Tuesday, July 17, 2018

The Handmaid's Tale (Contemporary Classics) by Margaret Atwood Paperback Paperback (Vintage)



The Handmaid’s tale is a story of a future Dystopian Totalitarian Theocracy as experienced by one of its victims. The USA has been overthrown the President assassinated and all members of congress machine-gunned. In its place the republic of Gilead is a society based on Puritan values from the early colonisation of New England. The founders of Gilead insist they act on the authority of the Bible. The language is altered to give everything biblical references. With lack of outside contact Gilead is intent of making the horror of the state seem normal and hence acceptable. Gilead is experiencing dangerously low reproduction rates. Handmaids are assigned to bear children for elite couples that have trouble conceiving.

The Handmaid narrator Offred tells the story of her daily life frequently slipping into flashbacks, which allow the reader to reconstruct the events that lead to the creation of Gilead, her capture and virtual imprisonment. Much of Offred’s tale concerns her inner torment to accept her fate or resist. Others such her friend Moira and walking partner Ofglen resist but suffer dreadful consequences. The reader is prompted to consider what she would do in a oppressive totalitarian society. Offred’s flashbacks to the time before Gilead show an intolerant feminist society where porn magazines are burnt. Her husband is not altogether unhappy when the founders of Gilead suddenly deny women jobs and bank accounts. They no longer belonged to each other; instead, she belonged to him. Men therefore may not be much assistance to women facing this type of slavery.
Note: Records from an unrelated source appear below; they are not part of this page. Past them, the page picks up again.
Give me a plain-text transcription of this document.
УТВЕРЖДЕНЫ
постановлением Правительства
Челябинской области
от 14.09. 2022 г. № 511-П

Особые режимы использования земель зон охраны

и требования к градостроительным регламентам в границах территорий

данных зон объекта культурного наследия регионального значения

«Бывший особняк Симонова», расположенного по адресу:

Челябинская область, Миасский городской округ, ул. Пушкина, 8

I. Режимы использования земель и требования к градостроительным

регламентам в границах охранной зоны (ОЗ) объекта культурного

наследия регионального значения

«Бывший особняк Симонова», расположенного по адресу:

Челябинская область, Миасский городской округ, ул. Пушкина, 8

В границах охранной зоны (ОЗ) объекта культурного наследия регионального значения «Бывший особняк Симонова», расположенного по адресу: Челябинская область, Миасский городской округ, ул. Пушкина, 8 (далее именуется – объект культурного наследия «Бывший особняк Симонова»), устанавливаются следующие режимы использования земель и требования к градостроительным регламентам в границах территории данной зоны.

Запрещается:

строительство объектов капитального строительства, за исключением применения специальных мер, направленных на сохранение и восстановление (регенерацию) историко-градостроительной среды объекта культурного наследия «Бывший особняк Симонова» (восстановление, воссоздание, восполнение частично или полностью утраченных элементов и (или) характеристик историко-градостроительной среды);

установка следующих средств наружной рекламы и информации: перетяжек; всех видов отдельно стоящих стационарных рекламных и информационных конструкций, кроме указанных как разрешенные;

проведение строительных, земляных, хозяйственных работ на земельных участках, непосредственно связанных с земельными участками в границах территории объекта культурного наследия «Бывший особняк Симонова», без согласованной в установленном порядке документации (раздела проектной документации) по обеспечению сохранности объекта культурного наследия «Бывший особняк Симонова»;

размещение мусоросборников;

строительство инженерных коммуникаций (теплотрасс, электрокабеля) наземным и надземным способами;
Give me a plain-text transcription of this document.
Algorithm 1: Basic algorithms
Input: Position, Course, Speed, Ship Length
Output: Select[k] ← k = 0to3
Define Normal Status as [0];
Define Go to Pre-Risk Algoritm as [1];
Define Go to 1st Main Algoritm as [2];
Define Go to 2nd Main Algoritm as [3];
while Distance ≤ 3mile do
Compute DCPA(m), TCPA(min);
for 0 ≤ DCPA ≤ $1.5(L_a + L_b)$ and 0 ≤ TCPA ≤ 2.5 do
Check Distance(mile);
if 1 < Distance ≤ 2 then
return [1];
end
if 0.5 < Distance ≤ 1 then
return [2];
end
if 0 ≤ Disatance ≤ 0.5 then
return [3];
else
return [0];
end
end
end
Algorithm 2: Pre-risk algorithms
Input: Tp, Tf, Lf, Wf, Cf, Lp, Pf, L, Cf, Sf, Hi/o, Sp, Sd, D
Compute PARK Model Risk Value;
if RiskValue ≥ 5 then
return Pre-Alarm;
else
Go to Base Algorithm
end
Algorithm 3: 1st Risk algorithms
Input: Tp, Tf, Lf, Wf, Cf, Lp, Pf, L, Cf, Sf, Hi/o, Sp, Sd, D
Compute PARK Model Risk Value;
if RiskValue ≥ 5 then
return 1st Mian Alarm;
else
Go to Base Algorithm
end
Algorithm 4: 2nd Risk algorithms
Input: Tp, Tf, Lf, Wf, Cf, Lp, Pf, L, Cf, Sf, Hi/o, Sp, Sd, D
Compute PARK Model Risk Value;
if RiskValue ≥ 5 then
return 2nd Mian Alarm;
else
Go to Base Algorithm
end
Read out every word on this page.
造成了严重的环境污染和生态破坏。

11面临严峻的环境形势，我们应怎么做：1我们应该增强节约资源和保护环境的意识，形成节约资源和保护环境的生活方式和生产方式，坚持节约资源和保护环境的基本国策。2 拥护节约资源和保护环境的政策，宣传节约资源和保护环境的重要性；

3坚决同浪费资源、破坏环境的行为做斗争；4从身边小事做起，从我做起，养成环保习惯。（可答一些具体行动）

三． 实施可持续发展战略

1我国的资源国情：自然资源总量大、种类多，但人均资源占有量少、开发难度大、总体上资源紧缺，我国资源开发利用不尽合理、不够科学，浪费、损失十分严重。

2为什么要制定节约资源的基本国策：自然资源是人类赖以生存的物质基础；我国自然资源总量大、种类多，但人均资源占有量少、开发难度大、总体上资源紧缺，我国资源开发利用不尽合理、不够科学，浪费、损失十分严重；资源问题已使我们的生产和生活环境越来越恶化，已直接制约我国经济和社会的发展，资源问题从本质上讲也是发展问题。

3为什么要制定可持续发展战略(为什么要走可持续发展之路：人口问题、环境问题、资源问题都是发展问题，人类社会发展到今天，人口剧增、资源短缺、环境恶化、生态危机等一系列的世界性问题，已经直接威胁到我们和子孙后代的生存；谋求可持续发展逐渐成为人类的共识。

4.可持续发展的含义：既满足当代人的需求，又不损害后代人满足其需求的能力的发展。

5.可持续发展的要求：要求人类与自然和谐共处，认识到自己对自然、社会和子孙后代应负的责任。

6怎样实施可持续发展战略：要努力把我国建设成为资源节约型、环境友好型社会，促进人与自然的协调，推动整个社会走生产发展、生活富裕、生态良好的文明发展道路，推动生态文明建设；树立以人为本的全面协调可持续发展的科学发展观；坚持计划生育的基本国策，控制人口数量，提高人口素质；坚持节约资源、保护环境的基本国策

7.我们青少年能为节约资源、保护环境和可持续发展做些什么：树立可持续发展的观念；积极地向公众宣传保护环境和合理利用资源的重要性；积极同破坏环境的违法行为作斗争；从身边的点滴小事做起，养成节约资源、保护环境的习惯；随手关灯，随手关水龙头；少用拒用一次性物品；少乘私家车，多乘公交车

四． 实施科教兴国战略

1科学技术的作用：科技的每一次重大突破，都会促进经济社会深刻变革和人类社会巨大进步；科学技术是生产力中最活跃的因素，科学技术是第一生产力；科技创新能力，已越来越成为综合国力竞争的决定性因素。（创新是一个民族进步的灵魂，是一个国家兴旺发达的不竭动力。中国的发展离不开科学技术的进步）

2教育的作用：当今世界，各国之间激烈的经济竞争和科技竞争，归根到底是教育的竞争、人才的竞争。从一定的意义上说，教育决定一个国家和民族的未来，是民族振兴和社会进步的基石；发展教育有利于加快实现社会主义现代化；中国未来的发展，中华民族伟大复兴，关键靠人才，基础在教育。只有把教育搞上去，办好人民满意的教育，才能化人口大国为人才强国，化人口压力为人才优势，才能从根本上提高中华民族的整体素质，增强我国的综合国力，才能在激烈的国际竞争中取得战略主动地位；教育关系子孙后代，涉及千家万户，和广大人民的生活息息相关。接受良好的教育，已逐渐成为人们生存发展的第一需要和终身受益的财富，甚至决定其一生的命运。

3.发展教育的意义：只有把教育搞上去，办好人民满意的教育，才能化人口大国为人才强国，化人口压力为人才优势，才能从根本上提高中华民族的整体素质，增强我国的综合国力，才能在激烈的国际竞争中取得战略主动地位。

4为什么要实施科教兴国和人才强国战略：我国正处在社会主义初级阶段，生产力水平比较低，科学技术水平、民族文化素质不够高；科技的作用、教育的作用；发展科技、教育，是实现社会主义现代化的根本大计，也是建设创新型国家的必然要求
Margaret Atwood is careful not to introduce anything new in Gilead. It has all happened before. Gilead only brings it all together in a more modern time.

At the end of the novel members of a future academic conference are discussing Gilead and the tape recordings from the Handmaid’s Tale. The academics mostly have Native American names and the conference takes place a city inside the Arctic Circle. Jokes are made about White Americans to suggest they no longer exist or are not important. It is suggested that one should not be too critical of Gilead (they were dealing with different times) promoting a strongly relativist morality. Having just suffered with Offred the horrors of Gilead to hear her life discussed in front of an amused audience, joked about, and treated, as a quant relic is another gut-wrenching experience for the reader. This part suggests that despite the horrible injustices of Gilead it might happen again in some form.

I found the novel very absorbing and disturbing. As a reader I had direct access to Offred’s thoughts, torments and pain.